Мохаммед-Таги удивился: «Что у него за барин такой, всего два дня там не были, а он уже говорит «давненько» и как будто совсем позабыл, что, если бы судьба не послала того парня, так ему бы и смерть пришла».

Но так как он давно просил аллаха, чтобы тот углубил глупость барина до таких именно пределов, и так как ему, по существу, нужны были только бариновы деньги, то он ответил, что сегодня же пойдет к Нахид-ханум и условится о времени их нового посещения.

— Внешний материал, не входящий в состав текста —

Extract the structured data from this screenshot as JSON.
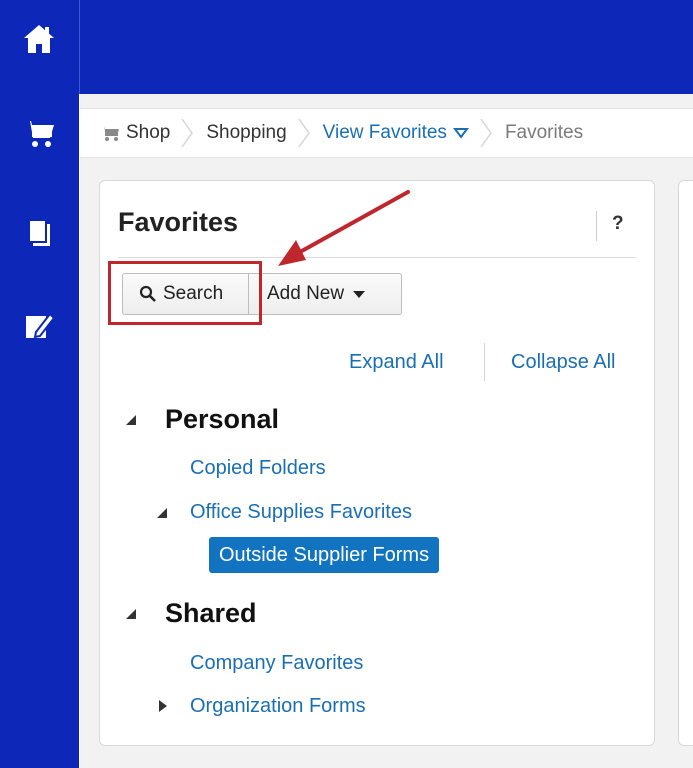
{
  "nav": {
    "items": [
      {
        "id": "home",
        "icon": "home-icon"
      },
      {
        "id": "shop",
        "icon": "cart-icon"
      },
      {
        "id": "documents",
        "icon": "documents-icon"
      },
      {
        "id": "edit",
        "icon": "edit-icon"
      }
    ],
    "color": "#0d28b8"
  },
  "breadcrumb": {
    "items": [
      {
        "label": "Shop",
        "icon": "cart-icon"
      },
      {
        "label": "Shopping"
      },
      {
        "label": "View Favorites",
        "dropdown": true
      },
      {
        "label": "Favorites"
      }
    ]
  },
  "panel": {
    "title": "Favorites",
    "help": "?",
    "toolbar": {
      "search_label": "Search",
      "add_new_label": "Add New"
    },
    "links": {
      "expand_all": "Expand All",
      "collapse_all": "Collapse All"
    },
    "tree": {
      "personal": {
        "label": "Personal",
        "children": {
          "copied_folders": "Copied Folders",
          "office_supplies": {
            "label": "Office Supplies Favorites",
            "children": {
              "outside_supplier_forms": "Outside Supplier Forms"
            }
          }
        }
      },
      "shared": {
        "label": "Shared",
        "children": {
          "company_favorites": "Company Favorites",
          "organization_forms": "Organization Forms"
        }
      }
    }
  },
  "colors": {
    "link": "#1a6fb4",
    "selected": "#1273c1",
    "annotation": "#c0272d"
  }
}
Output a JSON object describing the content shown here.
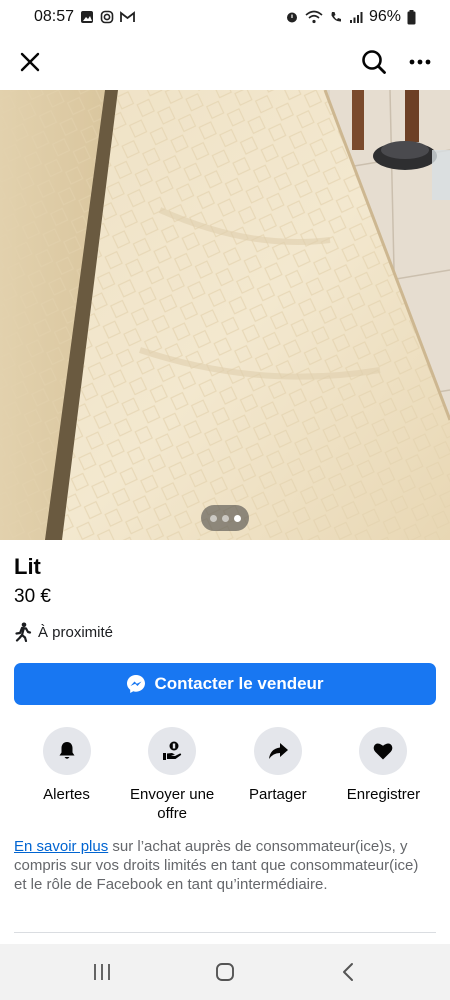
{
  "status_bar": {
    "time": "08:57",
    "battery": "96%"
  },
  "header": {
    "close_icon": "close-icon",
    "search_icon": "search-icon",
    "more_icon": "more-icon"
  },
  "photo": {
    "page_index": 3,
    "page_count": 3
  },
  "listing": {
    "title": "Lit",
    "price": "30 €",
    "proximity": "À proximité"
  },
  "contact_button": {
    "label": "Contacter le vendeur",
    "color": "#1877f2"
  },
  "actions": [
    {
      "label": "Alertes",
      "icon": "bell-icon"
    },
    {
      "label": "Envoyer une offre",
      "icon": "offer-icon"
    },
    {
      "label": "Partager",
      "icon": "share-icon"
    },
    {
      "label": "Enregistrer",
      "icon": "heart-icon"
    }
  ],
  "info": {
    "link": "En savoir plus",
    "text": " sur l’achat auprès de consommateur(ice)s, y compris sur vos droits limités en tant que consommateur(ice) et le rôle de Facebook en tant qu’intermédiaire."
  },
  "colors": {
    "accent": "#1877f2",
    "link": "#0064d1"
  }
}
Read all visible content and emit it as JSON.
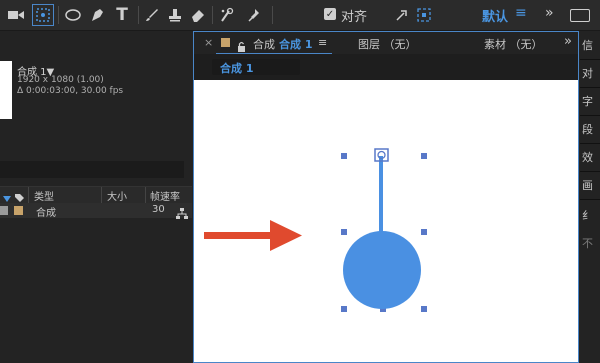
{
  "colors": {
    "accent": "#4a95e0",
    "selection_blue": "#4a86c8",
    "shape_fill": "#4a90e2",
    "arrow_red": "#e04a2e",
    "canvas_white": "#ffffff",
    "panel_bg": "#232323"
  },
  "toolbar": {
    "tools": [
      "video-camera-icon",
      "selection-tool-icon",
      "ellipse-tool-icon",
      "pen-tool-icon",
      "type-tool-icon",
      "brush-tool-icon",
      "clone-stamp-icon",
      "eraser-icon",
      "roto-brush-icon",
      "puppet-pin-icon"
    ],
    "align_label": "对齐",
    "align_checked": true,
    "workspace_label": "默认",
    "menu_glyph": "≡",
    "more_glyph": "»"
  },
  "project": {
    "comp_name": "合成 1▼",
    "comp_resolution": "1920 x 1080 (1.00)",
    "comp_duration": "Δ 0:00:03:00, 30.00 fps",
    "columns": [
      "类型",
      "大小",
      "帧速率"
    ],
    "items": [
      {
        "name": "合成",
        "fps": "30"
      }
    ]
  },
  "composition": {
    "close_glyph": "×",
    "tab_title": "合成",
    "tab_active": "合成 1",
    "menu_glyph": "≡",
    "layer_tab": "图层 （无）",
    "footage_tab": "素材 （无）",
    "more_glyph": "»",
    "subtab_label": "合成 1"
  },
  "right_panel": {
    "items": [
      "信",
      "对",
      "字",
      "段",
      "效",
      "画",
      "纟",
      "不"
    ]
  }
}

Вечером он докладывал барину:

– Кроме того, что вас ранили, там еще и другие происшествия случились, и, между прочим, Эфет убежала. Как только я вошел, Нахид-ханум схватила меня за воротник:

«Не пущу, – говорит, – скажи, что ты с моей лучшей девушкой сделал, куда увел? Говори, живо. Я ее у Мажур-ханум за семьдесят туманов купила, а ты увел».

Очень я удивился. Она видит, что я действительно удивляюсь, и тут же поняла, что я об этом ничего не знаю. И рассказала мне, что после того, как мы ушли, туда пришел офицер с ажаном и Ризэ увели. Эфет исчезла. И с того самого дня и до сих пор ее нет. «Все соседние дома обошла, и следа, – говорит, – ее нет». А я ей говорю: «Ты что же, воображаешь, значит, что я в этом участвовал? Очень глупо, – говорю, – думаешь. Я этим не занимаюсь и подобных особ у себя дома держать не стану». Ну, она видит, что я верно говорю, и замолчала. А я, чтобы ей понравиться, сказал: «Барин чрезвычайно тем вечером довольны остались, прямо до бесконечности, особенно тем, как вы их принимали, так что желают повторить. Не думай, что если Эфет нет, так барин уж и не придет. Барин, если ему понадобится, и на других может обратить внимание». А она отвечает: «Если эти ему не понравятся, так я займу тут одну у соседок, потому что очень мне ваш барин понравился, мне желательно всегда ему служить». Сиавуш-Мирза рассердился:

– Зачем я туда пойду? Я Эфет хочу, а Эфет там нет.

Мохаммед-Таги сказал:

– Да ведь я уже вам докладывал, что это я только из любезности сказал, а то я знаю, что там теперь ничего такого нет, что было бы вам по вкусу и мне, вашему слуге, по зубам. Но, чтобы ей голову заморочить, я даже ей сказал, что барин, мол, еще сегодня к вам придут.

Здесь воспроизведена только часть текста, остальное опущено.